Given this project is geared toward a specific collection and type of format, the following information is a survey of some best practices and standards for digitizing text and photographs. If applicable, the practice or standard is compared to the WRLC digitization program. See Resources for the specific institutions and digitization programs surveyed.

  • It is highly recommended to make the best master image possible and make all further images from this one master image. Studies show that once scanned, even if the image turns out to be insufficient for their purposes, a library or archive will not rescan. Also, scanning exposes the object to 4 times intense a light as photocopying and repeated scanning could damage the material.

  • Some of the newspapers are bound together; bound objects can create an obstacle when scanning if they do not open wide enough, or if the binding is too close to the text.

  • Digitizing microfilm is more cost-effective than digitizing print material. This is only true, however, if the microfilm is a good quality version of the original. It is best to use silver positive copies from the master negative.

  • Master images should be made with a high resolution and stored in an uncompressed format, usually TIFF. Images that will be used for access should be made from this master image. These access images will have a lower resolution. Because of the high resolution, the master images will need a great amount of storage space. WRLC seems to collaborate with the school on the issue of storage.

  • CD-R is an inexpensive and portable format for archival storage, but is also easily susceptible to damage.

  • Network servers are a recommended non-portable format for digital preservation.

  • WRLC uses one color flatbed scanner (EPSON Expression 1640XL- Graphics Arts, 42-bit color up to 1600 dpi) and one grayscale flatbed scanner (Fujitsu M3096GX, 256 grayscale up to 400 dpi). Flatbed scanners are the most widely used for various reasons, but keep in mind that flatbed scanners can have the tendency to streak.

  • Since newspapers are characteristically not in a simple 8.5 x 11 form, it is extremely important to keep their size in mind because the size of the object being digitized affects the digital image. Looking at the newspapers that WRLC has already digitized, it appears as though they make intermediate reductive copies of the material, focusing in on individual sections of the paper. This may require more intricate and therefore more expensive equipment.

  • A master text image should be scanned at 200-300 dpi grayscale and stored uncompressed TIFF Intel (IBM) byte order and bit depth of 8. The access image should be 8 bit grayscale JPEG 4-6 on 1/10 scale (medium) and a file resolution of 200 dpi unaltered image size.
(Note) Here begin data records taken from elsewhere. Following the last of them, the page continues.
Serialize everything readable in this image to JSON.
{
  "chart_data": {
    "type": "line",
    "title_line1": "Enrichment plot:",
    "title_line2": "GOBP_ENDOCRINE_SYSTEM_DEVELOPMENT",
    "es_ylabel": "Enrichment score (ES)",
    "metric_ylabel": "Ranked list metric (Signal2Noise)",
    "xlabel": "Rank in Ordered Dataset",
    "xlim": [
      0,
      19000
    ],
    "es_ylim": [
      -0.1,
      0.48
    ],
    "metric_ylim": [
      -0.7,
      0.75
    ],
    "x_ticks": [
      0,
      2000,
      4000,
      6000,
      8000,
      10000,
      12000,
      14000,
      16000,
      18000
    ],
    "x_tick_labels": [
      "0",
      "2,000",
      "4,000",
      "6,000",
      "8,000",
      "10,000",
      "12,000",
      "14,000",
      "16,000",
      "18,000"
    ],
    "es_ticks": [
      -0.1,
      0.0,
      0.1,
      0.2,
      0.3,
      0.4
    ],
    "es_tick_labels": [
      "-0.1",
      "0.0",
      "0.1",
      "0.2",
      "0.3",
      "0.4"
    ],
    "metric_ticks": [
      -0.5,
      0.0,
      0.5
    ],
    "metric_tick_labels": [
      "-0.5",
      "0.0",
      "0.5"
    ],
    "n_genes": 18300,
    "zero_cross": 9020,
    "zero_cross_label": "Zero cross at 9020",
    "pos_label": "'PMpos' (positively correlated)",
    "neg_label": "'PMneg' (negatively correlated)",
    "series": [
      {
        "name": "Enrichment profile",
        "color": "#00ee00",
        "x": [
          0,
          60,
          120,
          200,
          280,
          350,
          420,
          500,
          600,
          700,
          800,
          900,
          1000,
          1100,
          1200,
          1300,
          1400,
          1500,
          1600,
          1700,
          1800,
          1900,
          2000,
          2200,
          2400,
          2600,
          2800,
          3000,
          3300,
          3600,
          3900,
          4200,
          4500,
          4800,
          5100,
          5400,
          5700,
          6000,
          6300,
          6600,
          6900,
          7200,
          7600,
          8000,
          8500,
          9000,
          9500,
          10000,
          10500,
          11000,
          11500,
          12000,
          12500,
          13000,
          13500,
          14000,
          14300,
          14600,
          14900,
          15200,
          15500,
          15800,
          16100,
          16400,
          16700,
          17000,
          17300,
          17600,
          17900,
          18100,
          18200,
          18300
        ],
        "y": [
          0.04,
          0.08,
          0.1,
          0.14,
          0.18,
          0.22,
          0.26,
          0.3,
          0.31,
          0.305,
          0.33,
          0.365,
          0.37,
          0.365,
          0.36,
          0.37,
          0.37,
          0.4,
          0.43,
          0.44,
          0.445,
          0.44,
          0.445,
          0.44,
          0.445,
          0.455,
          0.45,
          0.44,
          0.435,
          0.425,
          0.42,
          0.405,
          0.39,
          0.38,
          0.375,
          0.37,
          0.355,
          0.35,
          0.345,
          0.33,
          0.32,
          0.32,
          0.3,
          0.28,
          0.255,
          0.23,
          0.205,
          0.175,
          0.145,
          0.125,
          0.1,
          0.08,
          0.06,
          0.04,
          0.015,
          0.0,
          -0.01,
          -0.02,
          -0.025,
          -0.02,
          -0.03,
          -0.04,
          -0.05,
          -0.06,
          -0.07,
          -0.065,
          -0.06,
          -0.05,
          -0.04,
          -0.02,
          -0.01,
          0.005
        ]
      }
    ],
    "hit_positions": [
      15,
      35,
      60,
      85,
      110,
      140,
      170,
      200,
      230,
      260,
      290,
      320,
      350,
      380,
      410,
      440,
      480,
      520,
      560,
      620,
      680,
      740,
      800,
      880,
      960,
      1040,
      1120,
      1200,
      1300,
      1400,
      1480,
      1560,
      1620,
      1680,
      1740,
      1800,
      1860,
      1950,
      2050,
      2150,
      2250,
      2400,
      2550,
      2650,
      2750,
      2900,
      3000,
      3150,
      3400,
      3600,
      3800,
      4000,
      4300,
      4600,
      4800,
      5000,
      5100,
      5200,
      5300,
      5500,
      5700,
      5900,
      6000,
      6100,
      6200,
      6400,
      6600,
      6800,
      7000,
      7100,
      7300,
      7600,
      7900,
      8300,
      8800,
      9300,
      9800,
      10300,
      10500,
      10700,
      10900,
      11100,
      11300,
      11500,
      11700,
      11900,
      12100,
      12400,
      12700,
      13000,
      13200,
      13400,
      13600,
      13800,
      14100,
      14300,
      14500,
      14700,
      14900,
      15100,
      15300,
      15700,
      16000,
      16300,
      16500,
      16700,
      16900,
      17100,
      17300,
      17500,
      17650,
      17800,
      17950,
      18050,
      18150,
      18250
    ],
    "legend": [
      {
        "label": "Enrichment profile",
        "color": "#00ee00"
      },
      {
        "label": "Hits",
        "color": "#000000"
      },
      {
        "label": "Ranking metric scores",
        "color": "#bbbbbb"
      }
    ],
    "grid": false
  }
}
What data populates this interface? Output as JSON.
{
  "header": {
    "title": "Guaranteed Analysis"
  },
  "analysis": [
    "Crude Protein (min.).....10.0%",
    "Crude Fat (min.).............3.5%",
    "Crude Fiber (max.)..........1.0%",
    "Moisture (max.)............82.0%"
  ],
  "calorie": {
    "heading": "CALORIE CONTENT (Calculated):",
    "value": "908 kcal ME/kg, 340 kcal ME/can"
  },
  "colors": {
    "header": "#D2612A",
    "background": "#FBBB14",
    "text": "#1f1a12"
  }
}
  • A master photograph image should be scanned at 4000 pixels on long side or 600 dpi and stored uncompressed TIFF Intel (IBM) byte order. A color scan RGB color 24 bit and black and white scan 8 bit grayscale. The access image should be 8-12 bit grayscale or 24-36 bit color, JPEG 8-10 on a 1/10 scale (high) and a file resolution of 300 dpi unaltered image size. A thumbnail image should be 4 bit grayscale or 8 bit color, JPEG 4-5 on a 1/20 scale (medium) 72 dpi.

  • If images are used strictly for web access, the quality does not need to be as high as it does if you are interested in archival preservation.

  • EAD is the recommended metadata standard for finding aids, while Dublin Core is the baseline standard that is used to describe a plethora of resources. WRLC is in compliance with both of these recommendations.

  • A plan for digital preservation should be made. The digital collection should be backed up in a remote location separate from the database being used in case of disaster. Digital migration should be planned on a scheduled interval or needs basis in the most cost-effective manner.

  • Preservation metadata should be maintained for each image with an established file naming convention that can be extended with unique ID numbers or accession numbers.